I’d just fucking flown. I had powers. Maybe a more sane response would have been to be afraid, freaked out. There had been a lot of that with the First Confluence, when powered people first appeared. Suicides, even. I could understand, I guess. It was terrifying, in its way.
Flying.
Then I looked beside where I was, at the long, deep furrow I’d left in the field. An impact like that probably should have killed me, but all I had to show for it was a headache and a mouth full of dirt.
Yeah. It should have scared me. New powers, new strength. It was freaky as hell.

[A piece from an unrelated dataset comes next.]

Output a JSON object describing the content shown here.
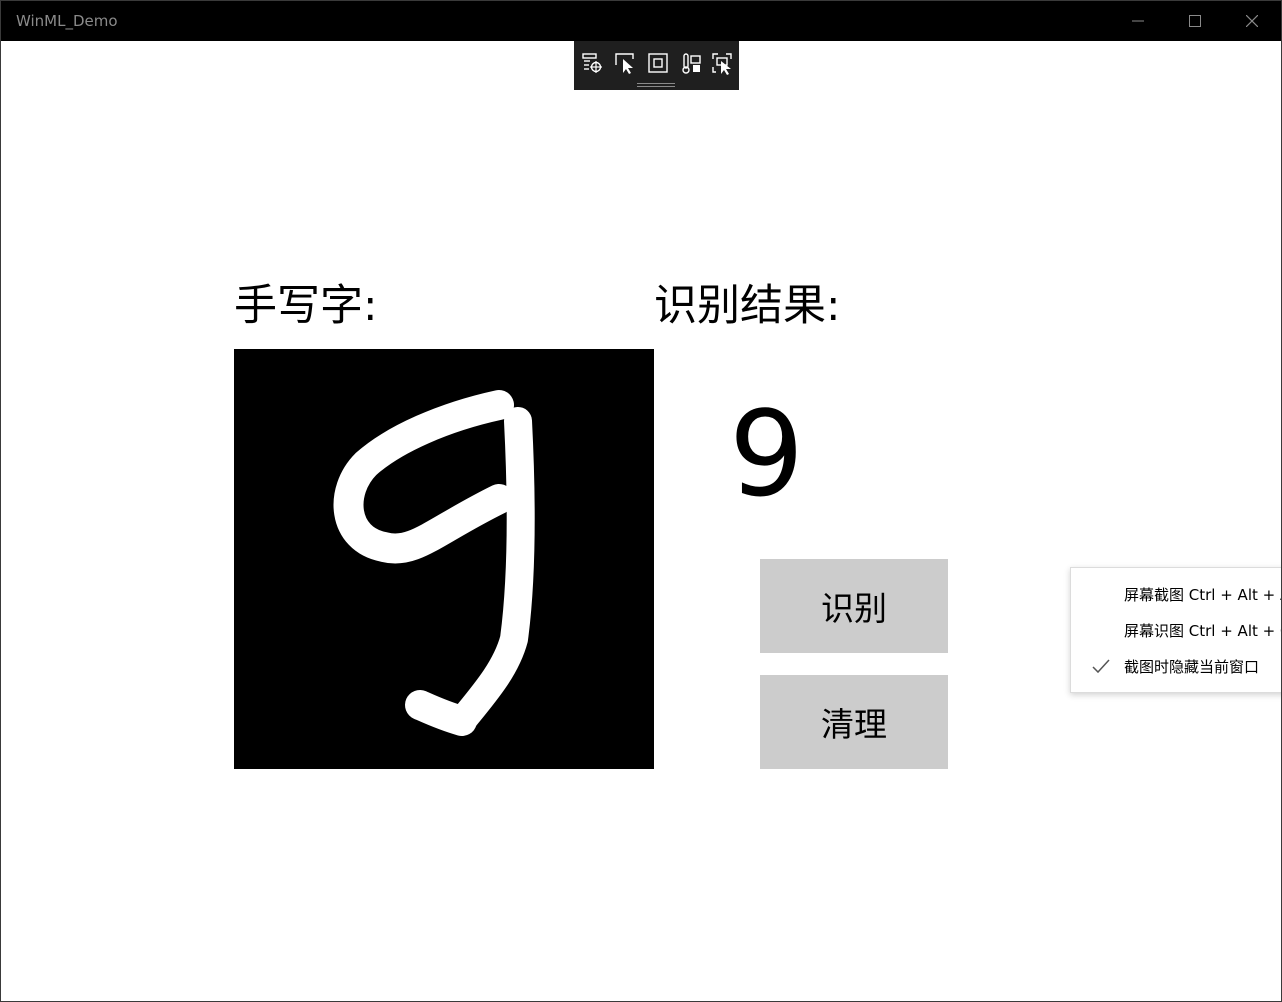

But it also guaranteed that there was not a single thing that represented a physical threat to me now, and my life was never going to be the same.
Chapter Four
I spent the next few days alternately wondering whether I should tell my mother about what had happened to me and figuring out how to fly. I was still shit at landing, but I took off and flew well enough. Of course, that much had been true almost from the start, but it was better than admitting that I’d probably always fall, rather than land.
The other part of my new powers, the strength thing, was proving to be more of a pain in the ass than anything else. Getting back to my apartment that first night, I ended up pulling the knob out of my door, when I’d meant to give it a normal twist and pull. I attributed that to the crappy condition the building was in, but it became pretty clear, that, no, it was me. I was stumbling around, bumping into things, awkward, like I’d forgotten how all my parts are supposed to work together or something. Within a couple hours, two broken handles of things I’d been trying to open, and a severely bruised knee from bumping into things, I was about ready to lock myself in my room and not come out for a long time.